On the streets of Boston, a young girl is kidnapped. Her neighborhood is thrown into frenzy, and her family is looking to anyone for help. Enter Patrick Kenzie (Casey Affleck), a small-time private detective who is brought on because of his contacts in the Boston crime world. With his partner and girlfriend, Angie (Michelle Monaghan), he questions some local crooks, hoping for a lead. And he gets one – the girl’s mother, Helene (Amy Ryan), who appears to be the only one not concerned about the little girl’s – her daughter’s – disappearance. Helene details her history of drug use and dealing to Patrick and Angie, as well as the officers involved in the case, Nick Poole (John Ashton), Remy Bressant (Ed Harris), and Jack Doyle (Morgan Freeman). The information leads to a three-part investigation that will make them question everything they think is right and wrong.

The three portions of the film all raise increasingly tough moral dilemmas. No situation is cut and dry, especially in the final chapter. One character’s decision will have a major impact on so many lives, and it’s never clear whether that impact will be positive or negative. The epilogue only makes it more clear how questionable the character’s decision is. You will likely be pondering said decision for days and days (I still think about it whenever I see it).

Besides a fantastic plot, the best thing about “Gone Baby Gone” is (surprisingly) the direction, courtesy of Ben Affleck. This was one of the best directorial debuts of the last decade. Affleck knows the city of Boston, and infuses the flavor of the neighborhood into his picture with real people and real places. He also does a great job layering the plot so that nothing gets revealed earlier than it should. After this film, I’ll definitely be keeping an eye on him for the future.

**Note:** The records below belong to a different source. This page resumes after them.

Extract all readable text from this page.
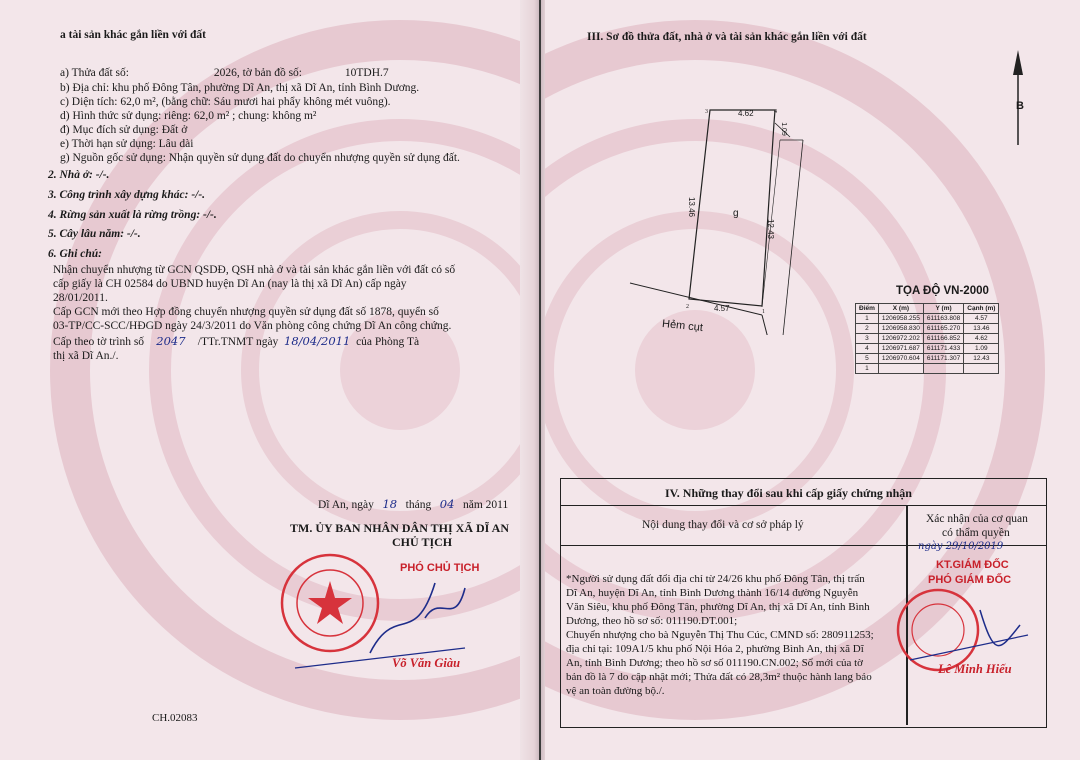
a tài sản khác gắn liền với đất
a) Thửa đất số:	2026, tờ bản đồ số:	10TDH.7
b) Địa chỉ: khu phố Đông Tân, phường Dĩ An, thị xã Dĩ An, tỉnh Bình Dương.
c) Diện tích: 62,0 m², (bằng chữ: Sáu mươi hai phẩy không mét vuông).
d) Hình thức sử dụng: riêng: 62,0 m² ; chung: không m²
đ) Mục đích sử dụng: Đất ở
e) Thời hạn sử dụng: Lâu dài
g) Nguồn gốc sử dụng: Nhận quyền sử dụng đất do chuyển nhượng quyền sử dụng đất.
2. Nhà ở: -/-.
3. Công trình xây dựng khác: -/-.
4. Rừng sản xuất là rừng trồng: -/-.
5. Cây lâu năm: -/-.
6. Ghi chú:
Nhận chuyển nhượng từ GCN QSDĐ, QSH nhà ở và tài sản khác gắn liền với đất có số
cấp giấy là CH 02584 do UBND huyện Dĩ An (nay là thị xã Dĩ An) cấp ngày
28/01/2011.
Cấp GCN mới theo Hợp đồng chuyển nhượng quyền sử dụng đất số 1878, quyển số
03-TP/CC-SCC/HĐGD ngày 24/3/2011 do Văn phòng công chứng Dĩ An công chứng.
Cấp theo tờ trình số 2047 /TTr.TNMT ngày 18/04/2011 của Phòng Tà
thị xã Dĩ An./.
Dĩ An, ngày 18 tháng 04 năm 2011
TM. ỦY BAN NHÂN DÂN THỊ XÃ DĨ AN
CHỦ TỊCH
PHÓ CHỦ TỊCH
Võ Văn Giàu
CH.02083
III. Sơ đồ thửa đất, nhà ở và tài sản khác gắn liền với đất
B
4.62
1.09
13.46
12.43
4.57
g
Hẻm cụt
3	4
2
1
TỌA ĐỘ VN-2000
Điểm	X (m)	Y (m)	Cạnh (m)
1	1206958.255	611163.808	4.57
2	1206958.830	611165.270	13.46
3	1206972.202	611166.852	4.62
4	1206971.687	611171.433	1.09
5	1206970.604	611171.307	12.43
1			
IV. Những thay đổi sau khi cấp giấy chứng nhận
Nội dung thay đổi và cơ sở pháp lý	Xác nhận của cơ quan
có thẩm quyền
*Người sử dụng đất đổi địa chỉ từ 24/26 khu phố Đông Tân, thị trấn
Dĩ An, huyện Dĩ An, tỉnh Bình Dương thành 16/14 đường Nguyễn
Văn Siêu, khu phố Đông Tân, phường Dĩ An, thị xã Dĩ An, tỉnh Bình
Dương, theo hồ sơ số: 011190.DT.001;
Chuyển nhượng cho bà Nguyễn Thị Thu Cúc, CMND số: 280911253;
địa chỉ tại: 109A1/5 khu phố Nội Hóa 2, phường Bình An, thị xã Dĩ
An, tỉnh Bình Dương; theo hồ sơ số 011190.CN.002; Sổ mới của tờ
bản đồ là 7 do cập nhật mới; Thửa đất có 28,3m² thuộc hành lang bảo
vệ an toàn đường bộ./.
ngày 29/10/2019
KT.GIÁM ĐỐC
PHÓ GIÁM ĐỐC
Lê Minh Hiếu
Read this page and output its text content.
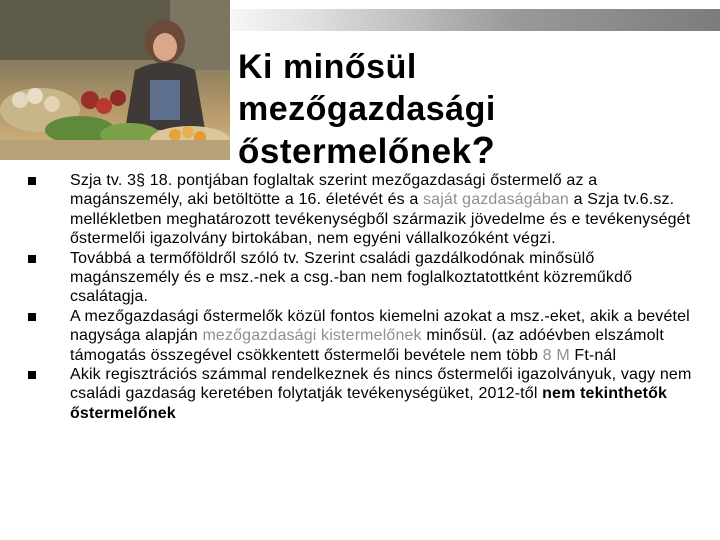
Ki minősül
mezőgazdasági
őstermelőnek?
Szja tv. 3§ 18. pontjában foglaltak szerint mezőgazdasági őstermelő az a magánszemély, aki betöltötte a 16. életévét és a saját gazdaságában a Szja tv.6.sz. mellékletben meghatározott tevékenységből származik jövedelme és e tevékenységét őstermelői igazolvány birtokában, nem egyéni vállalkozóként végzi.
Továbbá a termőföldről szóló tv. Szerint családi gazdálkodónak minősülő magánszemély és e msz.-nek a csg.-ban nem foglalkoztatottként közreműkdő csalátagja.
A mezőgazdasági őstermelők közül fontos kiemelni azokat a msz.-eket, akik a bevétel nagysága alapján mezőgazdasági kistermelőnek minősül. (az adóévben elszámolt támogatás összegével csökkentett őstermelői bevétele nem több 8 M Ft-nál
Akik regisztrációs számmal rendelkeznek és nincs őstermelői igazolványuk, vagy nem családi gazdaság keretében folytatják tevékenységüket, 2012-től nem tekinthetők őstermelőnek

The acting is good overall. Casey Affleck is adequate as the protagonist. He’s a very good character actor (he was great in “The Assassination of Jesse James by the Coward Robert Ford,” for example), but he doesn’t quite have the charisma to pull off a leading role of this nature. Michelle Monaghan, as his sidekick, is equally adequate. Morgan Freeman has an important part, but doesn’t make the character too dynamic.

The real standouts are Ed Harris and Amy Ryan. Harris’ Remy can best be described as fiery. He has no patience for incompetence, and when Patrick shows up, he thinks he’s dealing with an amateur. Eventually, Patrick proves his worth in Remy’s eyes, and he shares his philosophy on policing with him. It’s a passionate speech that was good enough to have earned Harris an Oscar nomination. It didn’t; instead the majority of the film’s good will went toward Amy Ryan. Helene is, as one character calls her, an abomination. She is a terrible, selfish mother, whose neglect resulted in the disappearance of her daughter. But we eventually learn she’s incredibly vulnerable and really does care about her child. The character is the antithesis of Ryan, and seeing her command the screen the way she does is an absolute delight.

I was surprised “Gone Baby Gone” wasn’t embraced by audiences or the Academy. Critics loved it, and the source material was strong, but it never found its audience. That’s a shame because it’s a thoughtful and intimate piece of filmmaking. It raises some interesting questions and features some strong acting, writing, and direction. Few films, if any, affected me in 2007 the way this one did, and I wish others felt the same. But I will always remember it quite fondly. I fear it will be forgotten one day, but for me, it will be a forgotten gem.